Dickson, pictured right, BBC social affairs editor since 1995, joined the BBC as health correspondent in 1988 and a year later became chief social affairs correspondent. He leaves at the end of the year.
BBC director of news Richard Sambrook said few journalists had reflected the inner workings of both Whitehall and the Health Service better than Dickson.
“Niall has been an outstanding journalist and a highly effective editorial leader of our coverage of UK policy issues. His ability to uncover original stories and important debates has been second to none. He will leave with our very best wishes for the future,” said Sambrook.
Dickson is a former teacher who went on to become editor of Nursing Times, before joining the BBC five years later.

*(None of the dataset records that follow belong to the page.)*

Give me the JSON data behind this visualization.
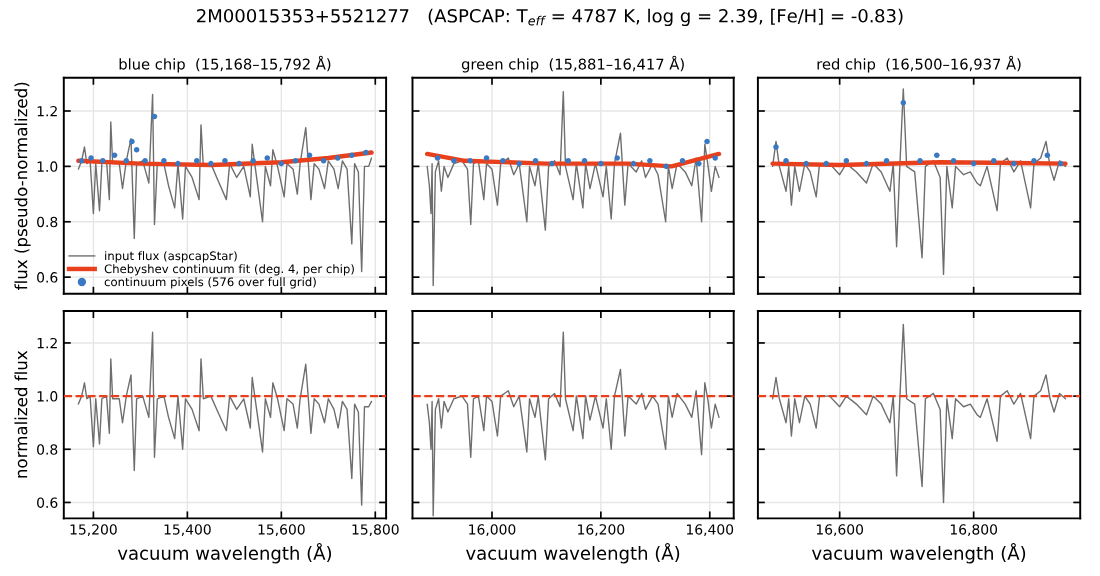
{
  "chart_data": [
    {
      "type": "line",
      "title": "blue chip  (15,168–15,792 Å)",
      "ylabel": "flux (pseudo-normalized)",
      "annotations": [
        "2M00015353+5521277   (ASPCAP: T$_{eff}$ = 4787 K, log g = 2.39, [Fe/H] = -0.83)"
      ],
      "xlim": [
        15137,
        15823
      ],
      "xticks": [
        15200,
        15400,
        15600,
        15800
      ],
      "ylim": [
        0.54,
        1.32
      ],
      "yticks": [
        0.6,
        0.8,
        {
          "value": 1.0,
          "label": "1.0"
        },
        1.2
      ],
      "tick_labels": "y",
      "grid": true,
      "legend": "bottom left",
      "series": [
        {
          "name": "input flux (aspcapStar)",
          "color": "#6e6e6e",
          "x": [
            15168,
            15175,
            15181,
            15186,
            15193,
            15200,
            15205,
            15213,
            15218,
            15228,
            15234,
            15237,
            15241,
            15255,
            15262,
            15270,
            15280,
            15287,
            15292,
            15305,
            15318,
            15326,
            15330,
            15336,
            15350,
            15360,
            15373,
            15380,
            15390,
            15396,
            15410,
            15425,
            15429,
            15434,
            15450,
            15465,
            15483,
            15490,
            15505,
            15520,
            15534,
            15538,
            15545,
            15560,
            15566,
            15577,
            15582,
            15592,
            15606,
            15612,
            15625,
            15634,
            15640,
            15652,
            15663,
            15670,
            15680,
            15692,
            15700,
            15712,
            15721,
            15730,
            15740,
            15750,
            15756,
            15764,
            15771,
            15777,
            15786,
            15792
          ],
          "values": [
            0.99,
            1.02,
            1.07,
            1.01,
            1.02,
            0.83,
            1.01,
            0.84,
            1.01,
            1.02,
            0.88,
            1.16,
            1.01,
            1.01,
            0.92,
            1.02,
            1.1,
            0.74,
            1.01,
            1.02,
            0.94,
            1.26,
            0.79,
            1.01,
            1.01,
            0.93,
            0.85,
            1.01,
            0.81,
            1.0,
            0.96,
            0.88,
            1.15,
            1.0,
            1.01,
            0.95,
            0.88,
            1.01,
            0.96,
            1.0,
            0.89,
            1.08,
            0.99,
            0.8,
            1.0,
            0.93,
            1.06,
            1.0,
            0.89,
            1.01,
            0.99,
            0.9,
            1.01,
            1.14,
            0.88,
            1.01,
            0.99,
            0.92,
            1.02,
            0.99,
            0.92,
            1.02,
            0.99,
            0.72,
            1.01,
            0.98,
            0.62,
            1.0,
            1.0,
            1.03
          ]
        },
        {
          "name": "Chebyshev continuum fit (deg. 4, per chip)",
          "color": "#e8401c",
          "x": [
            15168,
            15300,
            15450,
            15600,
            15700,
            15792
          ],
          "values": [
            1.02,
            1.01,
            1.005,
            1.015,
            1.03,
            1.05
          ]
        },
        {
          "name": "continuum pixels (576 over full grid)",
          "type": "scatter",
          "color": "#3a78c2",
          "x": [
            15175,
            15195,
            15220,
            15245,
            15270,
            15282,
            15292,
            15310,
            15330,
            15350,
            15380,
            15420,
            15450,
            15480,
            15510,
            15540,
            15570,
            15600,
            15630,
            15660,
            15690,
            15720,
            15750,
            15780
          ],
          "values": [
            1.02,
            1.03,
            1.02,
            1.04,
            1.02,
            1.09,
            1.06,
            1.02,
            1.18,
            1.02,
            1.01,
            1.02,
            1.01,
            1.02,
            1.01,
            1.02,
            1.03,
            1.01,
            1.02,
            1.04,
            1.02,
            1.03,
            1.04,
            1.05
          ]
        }
      ]
    },
    {
      "type": "line",
      "title": "green chip  (15,881–16,417 Å)",
      "xlim": [
        15854,
        16444
      ],
      "xticks": [
        16000,
        16200,
        16400
      ],
      "ylim": [
        0.54,
        1.32
      ],
      "yticks": [
        0.6,
        0.8,
        1.0,
        1.2
      ],
      "tick_labels": false,
      "grid": true,
      "series": [
        {
          "color": "#6e6e6e",
          "x": [
            15881,
            15885,
            15888,
            15890,
            15892,
            15896,
            15902,
            15907,
            15912,
            15919,
            15930,
            15945,
            15955,
            15961,
            15966,
            15975,
            15985,
            15990,
            16000,
            16010,
            16016,
            16030,
            16040,
            16050,
            16064,
            16069,
            16079,
            16085,
            16098,
            16104,
            16115,
            16125,
            16131,
            16135,
            16149,
            16155,
            16167,
            16172,
            16180,
            16190,
            16204,
            16210,
            16219,
            16225,
            16236,
            16244,
            16250,
            16265,
            16275,
            16282,
            16295,
            16305,
            16319,
            16324,
            16331,
            16340,
            16355,
            16367,
            16375,
            16385,
            16391,
            16397,
            16403,
            16410,
            16417
          ],
          "values": [
            1.0,
            0.93,
            0.83,
            1.01,
            0.57,
            0.98,
            1.02,
            0.91,
            1.0,
            0.96,
            1.01,
            1.02,
            0.99,
            0.79,
            1.01,
            1.02,
            0.88,
            1.01,
            0.99,
            0.86,
            1.01,
            1.03,
            0.97,
            1.01,
            0.8,
            1.0,
            0.93,
            1.01,
            0.77,
            1.0,
            1.02,
            0.97,
            1.27,
            1.0,
            0.88,
            1.01,
            0.85,
            1.01,
            0.92,
            1.01,
            0.89,
            1.0,
            0.81,
            1.01,
            1.12,
            0.86,
            1.01,
            0.98,
            1.02,
            0.96,
            1.01,
            0.97,
            0.8,
            1.0,
            0.92,
            1.01,
            0.98,
            0.93,
            1.03,
            0.8,
            1.08,
            1.0,
            0.91,
            1.0,
            0.96
          ]
        },
        {
          "color": "#e8401c",
          "x": [
            15881,
            15950,
            16100,
            16250,
            16330,
            16417
          ],
          "values": [
            1.045,
            1.02,
            1.01,
            1.01,
            1.0,
            1.045
          ]
        },
        {
          "type": "scatter",
          "color": "#3a78c2",
          "x": [
            15900,
            15930,
            15960,
            15990,
            16020,
            16050,
            16080,
            16110,
            16140,
            16170,
            16200,
            16230,
            16260,
            16290,
            16320,
            16350,
            16380,
            16395,
            16410
          ],
          "values": [
            1.03,
            1.02,
            1.02,
            1.03,
            1.02,
            1.01,
            1.02,
            1.01,
            1.02,
            1.02,
            1.01,
            1.03,
            1.01,
            1.02,
            1.0,
            1.02,
            1.01,
            1.09,
            1.03
          ]
        }
      ]
    },
    {
      "type": "line",
      "title": "red chip  (16,500–16,937 Å)",
      "xlim": [
        16478,
        16959
      ],
      "xticks": [
        16600,
        16800
      ],
      "ylim": [
        0.54,
        1.32
      ],
      "yticks": [
        0.6,
        0.8,
        1.0,
        1.2
      ],
      "tick_labels": false,
      "grid": true,
      "series": [
        {
          "color": "#6e6e6e",
          "x": [
            16500,
            16505,
            16510,
            16520,
            16524,
            16528,
            16533,
            16540,
            16548,
            16556,
            16565,
            16570,
            16585,
            16600,
            16610,
            16625,
            16640,
            16650,
            16662,
            16675,
            16680,
            16685,
            16690,
            16695,
            16700,
            16712,
            16723,
            16728,
            16740,
            16750,
            16755,
            16760,
            16768,
            16773,
            16785,
            16795,
            16805,
            16810,
            16820,
            16835,
            16840,
            16850,
            16860,
            16870,
            16885,
            16890,
            16900,
            16908,
            16914,
            16920,
            16928,
            16937
          ],
          "values": [
            1.0,
            1.09,
            1.0,
            0.91,
            1.0,
            0.86,
            1.0,
            0.91,
            1.01,
            0.98,
            0.89,
            1.01,
            1.01,
            0.97,
            1.01,
            0.98,
            0.94,
            1.01,
            0.98,
            0.91,
            1.01,
            0.71,
            1.01,
            1.28,
            1.0,
            0.98,
            0.67,
            1.0,
            1.02,
            0.96,
            0.61,
            1.0,
            0.85,
            1.0,
            0.97,
            0.98,
            0.94,
            0.93,
            1.0,
            0.84,
            1.01,
            1.03,
            0.98,
            1.02,
            0.85,
            1.01,
            1.03,
            1.09,
            1.0,
            0.95,
            1.02,
            1.0
          ]
        },
        {
          "color": "#e8401c",
          "x": [
            16500,
            16600,
            16750,
            16937
          ],
          "values": [
            1.01,
            1.005,
            1.015,
            1.01
          ]
        },
        {
          "type": "scatter",
          "color": "#3a78c2",
          "x": [
            16505,
            16520,
            16550,
            16580,
            16610,
            16640,
            16670,
            16695,
            16720,
            16745,
            16770,
            16800,
            16830,
            16860,
            16890,
            16910,
            16930
          ],
          "values": [
            1.07,
            1.02,
            1.01,
            1.01,
            1.02,
            1.01,
            1.02,
            1.23,
            1.02,
            1.04,
            1.02,
            1.01,
            1.02,
            1.01,
            1.02,
            1.04,
            1.01
          ]
        }
      ]
    },
    {
      "type": "line",
      "xlabel": "vacuum wavelength (Å)",
      "ylabel": "normalized flux",
      "xlim": [
        15137,
        15823
      ],
      "xticks": [
        {
          "value": 15200,
          "label": "15,200"
        },
        {
          "value": 15400,
          "label": "15,400"
        },
        {
          "value": 15600,
          "label": "15,600"
        },
        {
          "value": 15800,
          "label": "15,800"
        }
      ],
      "ylim": [
        0.54,
        1.32
      ],
      "yticks": [
        0.6,
        0.8,
        {
          "value": 1.0,
          "label": "1.0"
        },
        1.2
      ],
      "grid": true,
      "ref_lines": [
        {
          "axis": "y",
          "value": 1.0,
          "color": "#e8401c",
          "line_style": "dashed"
        }
      ],
      "series": [
        {
          "color": "#6e6e6e",
          "x": [
            15168,
            15175,
            15181,
            15186,
            15193,
            15200,
            15205,
            15213,
            15218,
            15228,
            15234,
            15237,
            15241,
            15255,
            15262,
            15270,
            15280,
            15287,
            15292,
            15305,
            15318,
            15326,
            15330,
            15336,
            15350,
            15360,
            15373,
            15380,
            15390,
            15396,
            15410,
            15425,
            15429,
            15434,
            15450,
            15465,
            15483,
            15490,
            15505,
            15520,
            15534,
            15538,
            15545,
            15560,
            15566,
            15577,
            15582,
            15592,
            15606,
            15612,
            15625,
            15634,
            15640,
            15652,
            15663,
            15670,
            15680,
            15692,
            15700,
            15712,
            15721,
            15730,
            15740,
            15750,
            15756,
            15764,
            15771,
            15777,
            15786,
            15792
          ],
          "values": [
            0.97,
            1.0,
            1.05,
            0.99,
            1.0,
            0.81,
            0.99,
            0.82,
            0.99,
            1.0,
            0.86,
            1.14,
            0.99,
            0.99,
            0.9,
            1.0,
            1.08,
            0.72,
            0.99,
            1.0,
            0.92,
            1.24,
            0.77,
            0.99,
            1.0,
            0.92,
            0.84,
            1.0,
            0.8,
            0.99,
            0.95,
            0.87,
            1.14,
            0.99,
            1.0,
            0.94,
            0.87,
            1.0,
            0.95,
            0.99,
            0.88,
            1.07,
            0.98,
            0.79,
            0.99,
            0.92,
            1.05,
            0.99,
            0.87,
            0.99,
            0.97,
            0.88,
            0.99,
            1.12,
            0.86,
            0.99,
            0.97,
            0.9,
            0.99,
            0.95,
            0.88,
            0.98,
            0.95,
            0.69,
            0.97,
            0.94,
            0.59,
            0.96,
            0.96,
            0.98
          ]
        }
      ]
    },
    {
      "type": "line",
      "xlabel": "vacuum wavelength (Å)",
      "xlim": [
        15854,
        16444
      ],
      "xticks": [
        {
          "value": 16000,
          "label": "16,000"
        },
        {
          "value": 16200,
          "label": "16,200"
        },
        {
          "value": 16400,
          "label": "16,400"
        }
      ],
      "ylim": [
        0.54,
        1.32
      ],
      "yticks": [
        0.6,
        0.8,
        1.0,
        1.2
      ],
      "tick_labels": "x",
      "grid": true,
      "ref_lines": [
        {
          "axis": "y",
          "value": 1.0,
          "color": "#e8401c",
          "line_style": "dashed"
        }
      ],
      "series": [
        {
          "color": "#6e6e6e",
          "x": [
            15881,
            15885,
            15888,
            15890,
            15892,
            15896,
            15902,
            15907,
            15912,
            15919,
            15930,
            15945,
            15955,
            15961,
            15966,
            15975,
            15985,
            15990,
            16000,
            16010,
            16016,
            16030,
            16040,
            16050,
            16064,
            16069,
            16079,
            16085,
            16098,
            16104,
            16115,
            16125,
            16131,
            16135,
            16149,
            16155,
            16167,
            16172,
            16180,
            16190,
            16204,
            16210,
            16219,
            16225,
            16236,
            16244,
            16250,
            16265,
            16275,
            16282,
            16295,
            16305,
            16319,
            16324,
            16331,
            16340,
            16355,
            16367,
            16375,
            16385,
            16391,
            16397,
            16403,
            16410,
            16417
          ],
          "values": [
            0.97,
            0.9,
            0.8,
            0.98,
            0.55,
            0.95,
            0.99,
            0.88,
            0.98,
            0.94,
            0.99,
            1.0,
            0.97,
            0.77,
            0.99,
            1.0,
            0.87,
            1.0,
            0.98,
            0.85,
            1.0,
            1.02,
            0.96,
            1.0,
            0.79,
            0.99,
            0.92,
            1.0,
            0.76,
            0.99,
            1.01,
            0.96,
            1.24,
            0.99,
            0.87,
            1.0,
            0.84,
            1.0,
            0.91,
            1.0,
            0.88,
            0.99,
            0.8,
            1.0,
            1.1,
            0.85,
            1.0,
            0.97,
            1.01,
            0.95,
            1.0,
            0.97,
            0.8,
            1.0,
            0.92,
            1.01,
            0.97,
            0.92,
            1.02,
            0.78,
            1.05,
            0.98,
            0.88,
            0.97,
            0.92
          ]
        }
      ]
    },
    {
      "type": "line",
      "xlabel": "vacuum wavelength (Å)",
      "xlim": [
        16478,
        16959
      ],
      "xticks": [
        {
          "value": 16600,
          "label": "16,600"
        },
        {
          "value": 16800,
          "label": "16,800"
        }
      ],
      "ylim": [
        0.54,
        1.32
      ],
      "yticks": [
        0.6,
        0.8,
        1.0,
        1.2
      ],
      "tick_labels": "x",
      "grid": true,
      "ref_lines": [
        {
          "axis": "y",
          "value": 1.0,
          "color": "#e8401c",
          "line_style": "dashed"
        }
      ],
      "series": [
        {
          "color": "#6e6e6e",
          "x": [
            16500,
            16505,
            16510,
            16520,
            16524,
            16528,
            16533,
            16540,
            16548,
            16556,
            16565,
            16570,
            16585,
            16600,
            16610,
            16625,
            16640,
            16650,
            16662,
            16675,
            16680,
            16685,
            16690,
            16695,
            16700,
            16712,
            16723,
            16728,
            16740,
            16750,
            16755,
            16760,
            16768,
            16773,
            16785,
            16795,
            16805,
            16810,
            16820,
            16835,
            16840,
            16850,
            16860,
            16870,
            16885,
            16890,
            16900,
            16908,
            16914,
            16920,
            16928,
            16937
          ],
          "values": [
            0.99,
            1.07,
            0.99,
            0.9,
            0.99,
            0.85,
            0.99,
            0.9,
            1.0,
            0.97,
            0.88,
            1.0,
            1.0,
            0.96,
            1.0,
            0.97,
            0.93,
            1.0,
            0.97,
            0.9,
            1.0,
            0.7,
            1.0,
            1.27,
            0.99,
            0.97,
            0.66,
            0.99,
            1.01,
            0.95,
            0.6,
            0.99,
            0.84,
            0.99,
            0.96,
            0.97,
            0.93,
            0.92,
            0.99,
            0.83,
            1.0,
            1.02,
            0.97,
            1.01,
            0.84,
            1.0,
            1.02,
            1.08,
            0.99,
            0.94,
            1.01,
            0.99
          ]
        }
      ]
    }
  ]
}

He was winner of the British Medical Association’s Broadcaster of the Year Award in 1997 and was nominated for a Royal Television Society Award in 2001.
His numerous television and radio programmes on health and social issues have included an edition of Panorama, Out of Sight Out of Mind, which examined the future for England’s three highsecurity mental hospitals, Tug of Love, about parental kidnapping, and After the Asylum, about the impact of community care on the mentally ill.
Earlier this year, Dickson toured the UK for the Ten O’Clock News to assess public reaction to the war in Iraq.
Dickson will replace outgoing head Rabbi Julia Neuberger, an academic, writer and social commentator. A recent King’s Fund report concluded that news coverage of health issues was “seriously out of proportion with actual risks to health”.